High Friction & Mental Overload
Delivery experience vary by campaign type, preventing a consistent mental model and causing cognitive overload.
Lack of Campaign-level Granularity
Delivery controls are global-only and users can’t make campaign-specific delivery customizations.
Scheduling is locked to global defaults; admins can’t override settings for urgent or exceptional campaigns.

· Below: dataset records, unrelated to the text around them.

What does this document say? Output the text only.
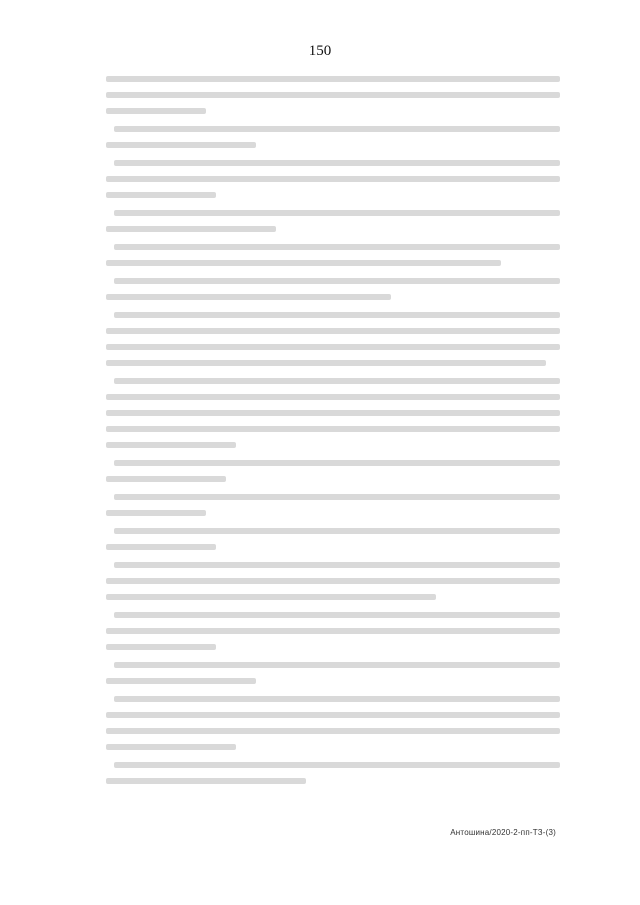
150
Антошина/2020-2-пп-ТЗ-(3)
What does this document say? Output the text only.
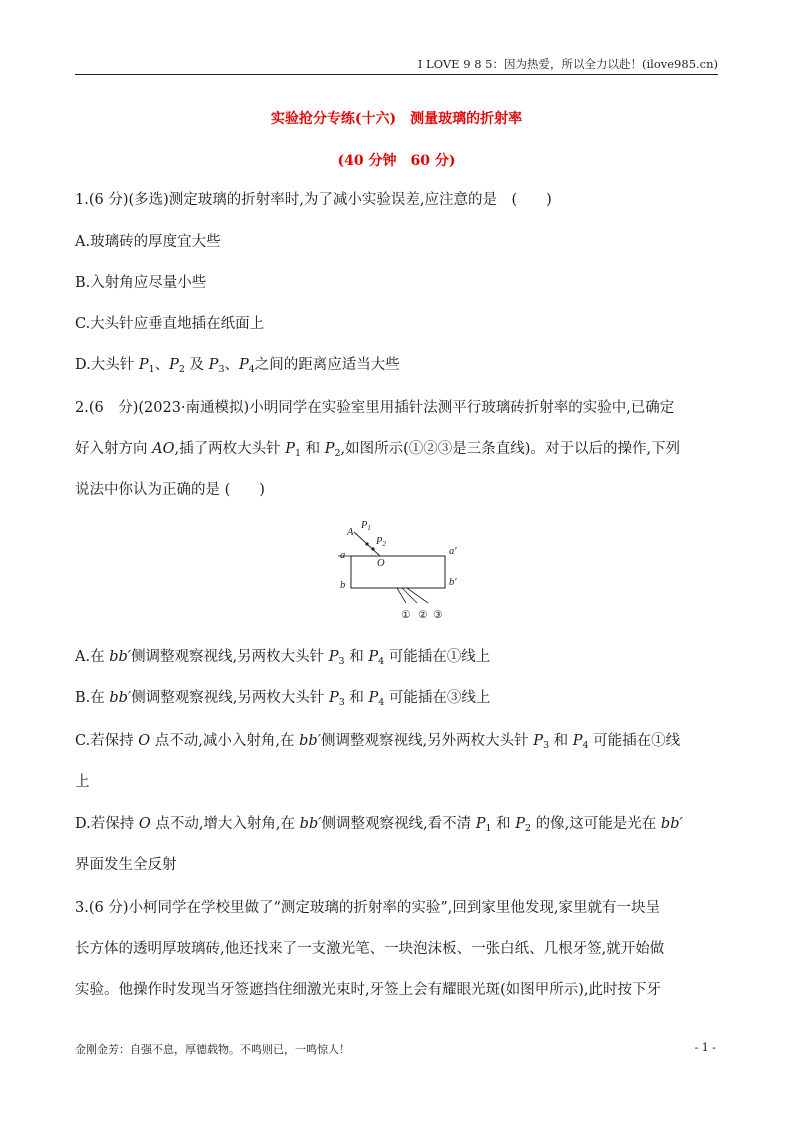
I LOVE 9 8 5：因为热爱，所以全力以赴！(ilove985.cn)
实验抢分专练(十六)　测量玻璃的折射率
(40 分钟　60 分)
1.(6 分)(多选)测定玻璃的折射率时,为了减小实验误差,应注意的是　(　　)
A.玻璃砖的厚度宜大些
B.入射角应尽量小些
C.大头针应垂直地插在纸面上
D.大头针 $P_1$、$P_2$ 及 $P_3$、$P_4$之间的距离应适当大些
2.(6　分)(2023·南通模拟)小明同学在实验室里用插针法测平行玻璃砖折射率的实验中,已确定
好入射方向 AO,插了两枚大头针 $P_1$ 和 $P_2$,如图所示(①②③是三条直线)。对于以后的操作,下列
说法中你认为正确的是 (　　)
A
P1
P2
a	a′
O
b	b′
① ② ③
A.在 bb′侧调整观察视线,另两枚大头针 $P_3$ 和 $P_4$ 可能插在①线上
B.在 bb′侧调整观察视线,另两枚大头针 $P_3$ 和 $P_4$ 可能插在③线上
C.若保持 O 点不动,减小入射角,在 bb′侧调整观察视线,另外两枚大头针 $P_3$ 和 $P_4$ 可能插在①线
上
D.若保持 O 点不动,增大入射角,在 bb′侧调整观察视线,看不清 $P_1$ 和 $P_2$ 的像,这可能是光在 bb′
界面发生全反射
3.(6 分)小柯同学在学校里做了“测定玻璃的折射率的实验”,回到家里他发现,家里就有一块呈
长方体的透明厚玻璃砖,他还找来了一支激光笔、一块泡沫板、一张白纸、几根牙签,就开始做
实验。他操作时发现当牙签遮挡住细激光束时,牙签上会有耀眼光斑(如图甲所示),此时按下牙
金刚金芳：自强不息，厚德载物。不鸣则已，一鸣惊人！	- 1 -
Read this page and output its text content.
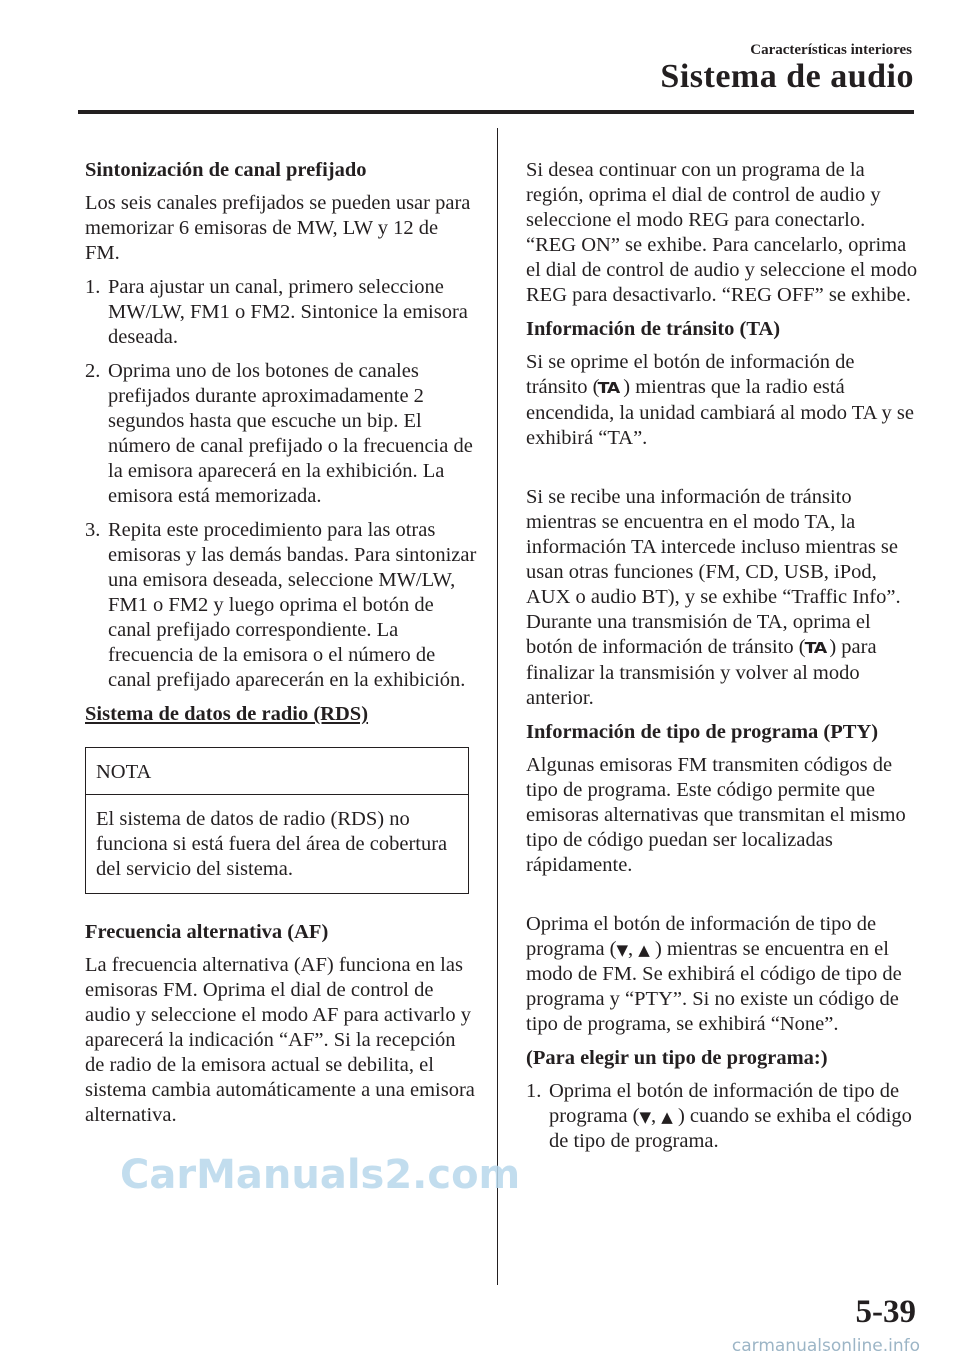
Características interiores
Sistema de audio

Sintonización de canal prefijado

Los seis canales prefijados se pueden usar para memorizar 6 emisoras de MW, LW y 12 de FM.

1. Para ajustar un canal, primero seleccione MW/LW, FM1 o FM2. Sintonice la emisora deseada.
2. Oprima uno de los botones de canales prefijados durante aproximadamente 2 segundos hasta que escuche un bip. El número de canal prefijado o la frecuencia de la emisora aparecerá en la exhibición. La emisora está memorizada.
3. Repita este procedimiento para las otras emisoras y las demás bandas. Para sintonizar una emisora deseada, seleccione MW/LW, FM1 o FM2 y luego oprima el botón de canal prefijado correspondiente. La frecuencia de la emisora o el número de canal prefijado aparecerán en la exhibición.

Sistema de datos de radio (RDS)

NOTA
El sistema de datos de radio (RDS) no funciona si está fuera del área de cobertura del servicio del sistema.

Frecuencia alternativa (AF)

La frecuencia alternativa (AF) funciona en las emisoras FM. Oprima el dial de control de audio y seleccione el modo AF para activarlo y aparecerá la indicación “AF”. Si la recepción de radio de la emisora actual se debilita, el sistema cambia automáticamente a una emisora alternativa.

Si desea continuar con un programa de la región, oprima el dial de control de audio y seleccione el modo REG para conectarlo. “REG ON” se exhibe. Para cancelarlo, oprima el dial de control de audio y seleccione el modo REG para desactivarlo. “REG OFF” se exhibe.

Información de tránsito (TA)

Si se oprime el botón de información de tránsito (TA ) mientras que la radio está encendida, la unidad cambiará al modo TA y se exhibirá “TA”.

Si se recibe una información de tránsito mientras se encuentra en el modo TA, la información TA intercede incluso mientras se usan otras funciones (FM, CD, USB, iPod, AUX o audio BT), y se exhibe “Traffic Info”.

Durante una transmisión de TA, oprima el botón de información de tránsito (TA ) para finalizar la transmisión y volver al modo anterior.

Información de tipo de programa (PTY)

Algunas emisoras FM transmiten códigos de tipo de programa. Este código permite que emisoras alternativas que transmitan el mismo tipo de código puedan ser localizadas rápidamente.

Oprima el botón de información de tipo de programa (▼, ▲ ) mientras se encuentra en el modo de FM. Se exhibirá el código de tipo de programa y “PTY”. Si no existe un código de tipo de programa, se exhibirá “None”.

(Para elegir un tipo de programa:)

1. Oprima el botón de información de tipo de programa (▼, ▲ ) cuando se exhiba el código de tipo de programa.
5-39
CarManuals2.com
carmanualsonline.info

Lack of Delivery Visibility
No clear delivery lifecycle or overlap view, leading to scheduling conflicts.
Wireframing
New Flow proposal
Leverage research from other similar delivery paradigms, worked closely with PM and Eng on a alternative workflow that can streamline a user’s experience.


MVP
The unified delivery experience brings the full delivery configuration into the campaign builder: audience, delivery type, channel, and reminders in one step per campaign. Delivery went from roughly 16 clicks across 4 surfaces with manual human intervention, down to 8 clicks on one surface with none human intervention.
Outcomes & what’s next?
We have had early feedback with a set small customers where we reviewed the designs. Additionally conducted sessions with GTM and received feedback on the updated experience. The MVP was scheduled to ship at the end of January 2026. I departed Fable shortly before release.
Takeaways
01
Design the pattern, not the feature. The delivery model we shipped for briefings became the paradigm other modules are adopting. Designing one surface well bought consistency everywhere.
02
Engineering constraints are design inputs. The release sequencing, the cohort pivot, and the component choices all came from designing with engineering's reality instead of around it.